I'm seeing slight numerical deviations between Sandy-Bridge and Haswell when I run the very same executable.
It is built with ifort17, plain Fortran, run with a single thread, not using MKL ot other external libs, linked with -static-intel, run on the same OS (RHEL7). Compile switches are quite aggressive but that does not explain (-O3 -xAVX -fp-model fast=2 -no-prec-div -no-prec_sqrt -ftz -fast-transcendentals). Sequential execution should exactly reproduce.
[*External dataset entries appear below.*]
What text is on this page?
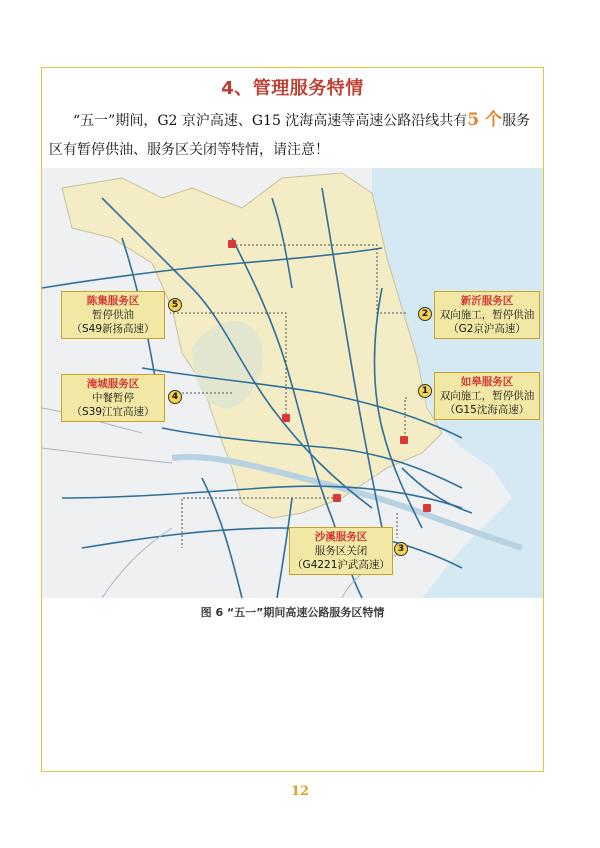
4、管理服务特情
“五一”期间，G2 京沪高速、G15 沈海高速等高速公路沿线共有5 个服务
区有暂停供油、服务区关闭等特情，请注意！
陈集服务区
暂停供油
（S49新扬高速）
5
淹城服务区
中餐暂停
（S39江宜高速）
4
新沂服务区
双向施工，暂停供油
（G2京沪高速）
2
如皋服务区
双向施工，暂停供油
（G15沈海高速）
1
沙溪服务区
服务区关闭
（G4221沪武高速）
3
图 6 “五一”期间高速公路服务区特情
12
The usual suspect would then be uninitialized data. These are not detected by any of the known runtime checks. If they cause the deviation then I should be able to reproduce the deviation even with the same processor type. But I can't. I tried a number of different machines. v3 and v4 produce identical results on any machine.
So I can't see any further reason for such behaviour except maybe changes in the FPUs between v1 and v3. Is there any data or explanation ?
The deviations are really small however in my industry such behaviour is not easily accepted.
At the beginning of your program add
USE, INTRINSIC :: IEEE_ARITHMETIC TYPE(IEEE_ROUND_TYPE) ROUND ... CALL IEEE_GET_ROUNDING_MODE(ROUND) ! Stores the rounding mode PRINT *, ROUND
Run on both CPU types to verify initialized rounding mode is the same
You may also want to call IEEE_SET_ROUNDING_MODE to your choice of modes: IEEE_DOWN, IEEE_NEAREST, IEEE_TO_ZERO, or IEEE_UP
The math library does CPU dispatching, which can result in small differences. See sc13.supercomputing.org/sites/default/files/WorkshopsArchive/pdfs/wp129s1.pdf for more details.
Thanks, indeed that option resolved the issue.
The price is a 10% runtime increase. Compiled code is not affected but the intrinsics are (pow, log). They roughly double their runtime.
Anyway I now have an explanation and - if somebody insists - a solution.